Bon an, mal an, nous apprenons à mieux nous connaître et à mieux nous apprécier. Ce CPE est dorénavant une petite communauté tissée serrée (comme on dit).

Panique et prudence débutent par la mettre lettre et c’est la seule chose que ces deux mots ont en commun.

D’ailleurs, j’ai été appelé à agir en tant que « proposé à l’accueil » dans un CLSC de Montréal pour aider une agence de sécurité qui a été entraîné dans ce grand remous. Officiellement, j’agis comme agent de sécurité mais je n’aime pas ce terme. Ce n’est pas de la sécurité qui est en cause mais plutôt un besoin de rassurer les gens et leur faire comprendre la situation actuelle. Leur faire comprendre l’importance de la prudence et que, au bout du compte, on va tous traverser cette crise. On va la traverser tous ensemble et indemnes si nous demeurons prudents.

Déguisé comme pour aller à la guerre biologique (jaquette, masque, Purell, gants, lingettes désinfectantes), j’accueille les gens en leur posant les questions usuelles. De l’insouciant au paranoïaque, je dois ajuster mon discours pour qu’ils comprennent l’importance d’être prudents ou, encore, de les rassurer.

Jusqu’à cet itinérant qui a besoin, tout simplement, d’aller à la toilette (située à quelques pieds de l’entrée) et que l’on doit bien encadrer (lavage de mains à l’entrée, dépôt de son manteau et sac à dos par terre, lavage des mains à son retour, ramassage de ses affaires et il quitte les lieux). Tout cela avec un ton compatissant et un « passez une bonne journée ». Puis, vite vite vite, aller désinfecter tout ce qu’il a pu toucher dans la salle de bain.

Ou encore ce livreur qui dit ne pas avoir besoin de se laver les mains puisqu’il porte des gants. Oui mais, monsieur, je ne sais pas ce que vos gants ont touché avant d’entrer ici. Ah! oui, vous avez raison.

La clé de tout cela se résume en un seul mot, ATTITUDE. Et, selon moi, la notion de gros bon sens est de mise.

Socialement, nous n’avons jamais été aussi près les uns les autres tout en étant aussi loin physiquement.

L’être humain est capable du pire mais aussi du meilleur, surtout lorsqu’il n’en a pas le choix.

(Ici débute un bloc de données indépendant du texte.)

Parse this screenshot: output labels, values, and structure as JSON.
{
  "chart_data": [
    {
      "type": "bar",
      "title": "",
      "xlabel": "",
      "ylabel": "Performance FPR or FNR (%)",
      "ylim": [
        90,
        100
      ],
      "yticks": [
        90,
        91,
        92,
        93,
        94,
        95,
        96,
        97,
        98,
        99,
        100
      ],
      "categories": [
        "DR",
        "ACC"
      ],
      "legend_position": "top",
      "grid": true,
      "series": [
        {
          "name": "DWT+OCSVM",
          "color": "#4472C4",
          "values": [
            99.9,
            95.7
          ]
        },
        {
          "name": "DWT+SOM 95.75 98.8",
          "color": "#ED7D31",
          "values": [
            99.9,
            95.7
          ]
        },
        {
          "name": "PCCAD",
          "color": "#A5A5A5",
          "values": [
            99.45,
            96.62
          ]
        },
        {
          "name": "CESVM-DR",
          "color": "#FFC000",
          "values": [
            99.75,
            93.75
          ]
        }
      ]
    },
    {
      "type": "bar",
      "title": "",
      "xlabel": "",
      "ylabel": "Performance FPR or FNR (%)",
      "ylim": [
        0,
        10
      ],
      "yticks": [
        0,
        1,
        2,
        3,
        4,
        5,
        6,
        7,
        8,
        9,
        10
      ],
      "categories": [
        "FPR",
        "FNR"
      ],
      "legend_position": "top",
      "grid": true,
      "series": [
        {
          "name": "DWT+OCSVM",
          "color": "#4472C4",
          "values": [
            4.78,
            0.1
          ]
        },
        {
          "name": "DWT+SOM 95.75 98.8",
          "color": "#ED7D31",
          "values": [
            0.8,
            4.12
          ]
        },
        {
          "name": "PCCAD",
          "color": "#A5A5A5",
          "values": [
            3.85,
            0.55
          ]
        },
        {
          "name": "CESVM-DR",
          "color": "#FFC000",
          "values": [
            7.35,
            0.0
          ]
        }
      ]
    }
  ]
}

Est-ce que la nature serait en train de nous gifler en plein visage ? Qui sait ? La pollution industrielle est, soudainement, en forte baisse partout dans le monde. La couche d’ozone semble profiter de ce moment de répit. En espérant que l’humanité en tirera une leçon une fois que le tout ne sera plus qu’un mauvais rêve.

C’est comme un train qui passe, bruyant et colossal. Il devient notre choix personnel d’embarquer dans le train pour aider à traverser cette zone de turbulences ou de le regarder passer en suivant les multiples consignes.

Pour les gens qui ne savent pas encore qu’il y a ce train qui passe, de grâce, réveillez-vous!